Com mais de 7 bilhões de pessoas no planeta, como evitar porcarias como as que deixam o frango pronto para o abate em 45 dias?

Não faz muito tempo, hormônio pra mim era como átomo ou onda de rádio: eu sabia que existia e que interferia na minha vida, mas nunca tinha visto um. Confortável em minha ignorância, entendia que aquilo era uma coisa que atacava as mulheres uma vez por mês, período em que eu deveria ficar especialmente cuidadoso. Foi terrível descobrir que não só nós, homens, também tínhamos hormônios, como, além de tudo, a escassez de alguns deles, a partir de determinado ponto da vida, nos levaria a uma situação assombrosa chamada andropausa. Para piorar as coisas, logo veio a história de que eram ministrados hormônios em grandes quantidades para vacas e galinhas, com o objetivo de que engordassem mais rápido, produzissem mais leite, levando-nos a consumi-los indiretamente na carne, nos ovos e nos laticínios, com grande risco para a saúde. Em 2015, rodou o mundo a história de que um chinês desenvolveu seios por causa dos hormônios na carne de frango. E não aliviou nada ler os desmentidos explicando que aquilo foi só um boato e que não se dá hormônios aos frangos.

Ora, não há vida animal sem hormônios. O ponto é que há os fundamentais para nós e aqueles dos quais precisamos desconfiar. Quanto aos alimentos que ingerimos, sejamos justos, os hormônios não são o maior problema, ficando o título de principais vilões com antibióticos, “vitaminas” para engorda rápida dos animais e agrotóxicos. Ainda assim… Alguns países, é certo, são mais prudentes do que outros, o que faz com que a União Europeia tenha banido totalmente a ingestão de hormônios no gado, algo que os Estados Unidos e o Brasil não fazem. Mas, num mundo globalizado como o nosso, é impossível que mesmo um consumidor europeu esteja livre de carne com hormônios artificiais: afinal, se há pouco tempo até carne de cavalo conseguiu entrar clandestinamente em lasanhas britânicas congeladas, imagine o quanto pode o muito mais discreto hormônio.
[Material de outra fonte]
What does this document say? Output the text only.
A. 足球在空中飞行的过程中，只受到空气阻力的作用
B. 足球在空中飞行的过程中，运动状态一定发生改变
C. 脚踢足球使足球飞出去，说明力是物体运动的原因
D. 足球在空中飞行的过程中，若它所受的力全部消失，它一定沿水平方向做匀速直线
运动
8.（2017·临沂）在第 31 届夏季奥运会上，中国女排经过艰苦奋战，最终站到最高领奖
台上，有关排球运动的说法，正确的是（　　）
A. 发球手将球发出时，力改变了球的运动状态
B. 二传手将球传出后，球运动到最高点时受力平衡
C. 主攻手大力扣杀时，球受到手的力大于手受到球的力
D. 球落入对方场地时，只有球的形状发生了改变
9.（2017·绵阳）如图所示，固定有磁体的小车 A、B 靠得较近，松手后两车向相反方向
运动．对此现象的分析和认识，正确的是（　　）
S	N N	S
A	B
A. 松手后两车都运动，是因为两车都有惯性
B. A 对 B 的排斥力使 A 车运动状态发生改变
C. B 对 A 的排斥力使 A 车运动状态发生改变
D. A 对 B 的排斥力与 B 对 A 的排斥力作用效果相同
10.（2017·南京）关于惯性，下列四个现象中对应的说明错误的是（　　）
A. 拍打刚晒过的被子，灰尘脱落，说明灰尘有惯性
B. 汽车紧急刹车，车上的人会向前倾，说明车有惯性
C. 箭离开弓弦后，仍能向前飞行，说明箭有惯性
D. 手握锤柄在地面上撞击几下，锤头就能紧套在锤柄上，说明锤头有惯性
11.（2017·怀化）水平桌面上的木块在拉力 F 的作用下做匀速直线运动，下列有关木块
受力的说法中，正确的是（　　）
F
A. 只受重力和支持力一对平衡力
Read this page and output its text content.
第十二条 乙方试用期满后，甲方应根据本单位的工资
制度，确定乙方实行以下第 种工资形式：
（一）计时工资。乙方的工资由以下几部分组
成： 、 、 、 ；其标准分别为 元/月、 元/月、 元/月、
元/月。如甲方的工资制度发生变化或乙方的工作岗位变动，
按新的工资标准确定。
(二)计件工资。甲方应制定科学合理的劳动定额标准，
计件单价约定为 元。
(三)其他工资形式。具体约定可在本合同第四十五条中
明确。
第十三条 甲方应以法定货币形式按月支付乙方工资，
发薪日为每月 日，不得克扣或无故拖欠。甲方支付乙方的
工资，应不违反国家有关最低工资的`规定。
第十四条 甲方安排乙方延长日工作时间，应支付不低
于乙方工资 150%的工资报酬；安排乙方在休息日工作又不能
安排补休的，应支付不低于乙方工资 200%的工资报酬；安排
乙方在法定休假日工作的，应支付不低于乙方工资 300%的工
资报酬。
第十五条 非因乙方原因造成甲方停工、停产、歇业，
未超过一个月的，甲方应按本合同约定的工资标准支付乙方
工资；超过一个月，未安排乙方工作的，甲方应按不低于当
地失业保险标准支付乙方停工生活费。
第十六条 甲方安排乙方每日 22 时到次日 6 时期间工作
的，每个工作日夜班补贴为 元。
LEIA TAMBÉM: Todas as colunas de André Caramuru Aubert na Trip

E quanto essa tralha toda nos faz mal? Temos indícios, mas não sabemos com certeza. A humanidade passou a maior parte de sua existência se alimentando de carne magra (caça), pesca artesanal e coleta de alimentos na natureza. Mesmo quando, há relativamente pouco tempo (alguns milhares de anos), passamos a plantar e a criar animais domésticos, desconhecíamos agrotóxicos, antibióticos e demais porcarias artificiais. Mas, se a comida podia ser linda e natural, a expectativa de vida era baixíssima: nossos antepassados mal passavam dos 30 anos. Hoje, quando produzimos alimentos em larga escala, abusando de agrotóxicos e cia., estamos, paradoxalmente, vivendo cada vez mais. Será que antes, com a vida podendo ser encurtada por eventos banais como uma inflamação na unha, simplesmente não dava tempo para que se desenvolvessem as doenças (cânceres, problemas cardíacos etc.) que nos afligem hoje? Ou será que, sem todos os aditivos nos alimentos, poderíamos viver ainda mais, e melhor?

Comida para todos

Nesse debate, ficamos espremidos entre a paranoia e a fé no que diz a indústria de alimentos, sabendo que esta, sempre que julga necessário, não hesita em nos manipular, como fez por décadas a máfia do tabaco, que conseguiu enganar todo mundo comprando uma pesquisa ali e uma matéria na grande mídia aqui. Temos saída? Difícil. Com o planeta precisando alimentar mais de 7 bilhões de pessoas todos os dias, como evitar porcarias como as que deixam o frango pronto para o abate em 45 dias, em vez dos seis meses no galinheiro da vovó? De minha parte, sabendo que os hormônios estão por aí, tento levar a coisa com cautela, evitando os riscos óbvios, mas não caindo em fanatismos. E bem esperto para ver se, logo agora em que a tal da andropausa está me assombrando ali na esquina, não começam a me crescer os seios.